EMDRNews Article

Is It Normal To Feel Worse After EMDR?

What clinicians need to say, and how to say it, when clients ask about after-session effects.

Clients are asking this question, and they are asking it in public. After-session exhaustion, vivid dreams, emotional sensitivity, anxiety spikes, memories surfacing unexpectedly, irritability, and feeling emotionally raw: these experiences are showing up in social searches, wellness communities, and, increasingly, at intake when a new client arrives having read about what EMDR does to people.

The question is not automatically a red flag; it is a preparation and monitoring question. Clinicians need language that neither alarms clients nor minimizes real destabilization, and that language is not always easy to find in short-form public content.

What EMDR’s Preparation, Closure, And Reevaluation Phases Help Clinicians Monitor

Some after-session effects clients describe can be discussed within the EMDR treatment frame.

The EMDR Institute’s eight-phase description includes closure and reevaluation as distinct phases precisely because the work does not end when the session ends. Closure addresses the need to return the client to a state of equilibrium before they leave, particularly when reprocessing has been incomplete. Reevaluation at the start of the next session exists to assess what has continued to process between appointments and what has shifted.

The preparation phase, earlier in the protocol, is where clinicians introduce clients to the idea that processing can continue after a session, that dreams and memories may surface, and that some processing-related experiences may occur and should be brought back into treatment rather than managed silently. That preparation is doing significant clinical work. When clients arrive without it, because they encountered EMDR through a wellness app or a short video, they may experience after-session effects without any frame for understanding them.

That gap is a clinical preparation problem, not an EMDR problem.

The Difference Between Processing Effects And Destabilization

Not all after-session effects are the same, and clinicians need language that holds that distinction clearly.

Processing effects may occur for some clients and should be discussed within the treatment frame; persistence, escalation, or impaired functioning is clinically important information. Preparation and stabilization resources help clinicians frame and monitor these experiences.

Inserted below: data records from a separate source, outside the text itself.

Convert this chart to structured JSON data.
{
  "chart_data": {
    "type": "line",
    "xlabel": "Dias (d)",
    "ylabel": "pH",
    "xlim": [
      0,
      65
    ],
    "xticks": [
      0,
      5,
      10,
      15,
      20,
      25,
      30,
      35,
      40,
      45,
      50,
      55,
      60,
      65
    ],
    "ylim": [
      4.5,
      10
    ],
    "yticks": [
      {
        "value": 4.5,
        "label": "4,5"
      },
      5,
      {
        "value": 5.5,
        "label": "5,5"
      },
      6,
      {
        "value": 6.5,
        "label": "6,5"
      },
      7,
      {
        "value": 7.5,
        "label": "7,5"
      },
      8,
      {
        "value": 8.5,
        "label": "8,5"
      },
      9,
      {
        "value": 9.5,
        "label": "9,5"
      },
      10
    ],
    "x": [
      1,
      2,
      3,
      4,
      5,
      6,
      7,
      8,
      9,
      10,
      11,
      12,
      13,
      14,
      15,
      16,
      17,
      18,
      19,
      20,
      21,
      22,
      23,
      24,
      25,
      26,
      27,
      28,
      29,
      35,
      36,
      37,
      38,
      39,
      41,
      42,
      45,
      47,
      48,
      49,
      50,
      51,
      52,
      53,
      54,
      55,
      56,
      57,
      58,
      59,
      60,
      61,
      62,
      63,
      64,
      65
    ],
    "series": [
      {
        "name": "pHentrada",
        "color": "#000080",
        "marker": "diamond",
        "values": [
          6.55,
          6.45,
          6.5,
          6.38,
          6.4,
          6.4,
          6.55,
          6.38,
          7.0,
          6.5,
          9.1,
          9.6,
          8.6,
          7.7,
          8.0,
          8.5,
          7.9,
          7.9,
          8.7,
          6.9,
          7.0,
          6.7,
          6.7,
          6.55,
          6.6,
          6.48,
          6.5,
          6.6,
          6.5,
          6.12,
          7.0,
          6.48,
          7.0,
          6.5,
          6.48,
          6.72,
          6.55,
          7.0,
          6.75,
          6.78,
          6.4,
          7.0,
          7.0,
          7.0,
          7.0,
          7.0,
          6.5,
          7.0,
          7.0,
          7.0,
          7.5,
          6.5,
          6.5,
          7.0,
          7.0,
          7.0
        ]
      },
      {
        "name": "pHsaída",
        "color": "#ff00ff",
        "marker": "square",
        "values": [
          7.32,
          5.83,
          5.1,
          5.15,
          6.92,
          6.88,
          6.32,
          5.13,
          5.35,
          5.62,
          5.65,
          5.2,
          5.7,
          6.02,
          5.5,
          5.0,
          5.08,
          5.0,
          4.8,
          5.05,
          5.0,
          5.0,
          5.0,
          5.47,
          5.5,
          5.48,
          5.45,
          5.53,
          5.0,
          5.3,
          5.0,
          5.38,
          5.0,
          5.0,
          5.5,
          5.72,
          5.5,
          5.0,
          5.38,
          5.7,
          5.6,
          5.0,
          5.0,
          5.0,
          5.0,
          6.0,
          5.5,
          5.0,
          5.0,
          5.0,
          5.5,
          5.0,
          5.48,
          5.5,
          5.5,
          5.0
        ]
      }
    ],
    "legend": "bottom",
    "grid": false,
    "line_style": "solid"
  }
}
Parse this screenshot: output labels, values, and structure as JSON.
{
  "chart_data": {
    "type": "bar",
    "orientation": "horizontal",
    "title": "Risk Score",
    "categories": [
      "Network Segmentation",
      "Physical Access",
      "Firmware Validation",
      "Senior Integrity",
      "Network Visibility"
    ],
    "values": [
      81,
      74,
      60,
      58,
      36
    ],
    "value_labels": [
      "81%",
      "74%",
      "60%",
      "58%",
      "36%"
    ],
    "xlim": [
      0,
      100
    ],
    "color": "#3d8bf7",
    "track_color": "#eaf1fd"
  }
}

Destabilization is different. Significant increases in dissociation, intrusive symptoms that escalate rather than resolve, inability to function between sessions, or acute distress that the client cannot contain: these are signals that the pacing, the target selection, or the preparation may need to be revisited.

What Clinicians Can Say

Before beginning trauma-focused work, clinicians can explain something like this: after EMDR sessions, some clients notice that processing continues; dreams may be more vivid, emotions may be closer to the surface, memories may come up between sessions. These experiences can be part of processing for some clients. We will check in at the start of each session about what has come up. If anything feels unmanageable between sessions, that is important clinical information and I want to hear about it.

That framing does three things: it normalizes possible processing-related effects, it establishes reevaluation as a standard part of the work, and it creates a clear channel for the client to report genuine destabilization rather than managing it silently.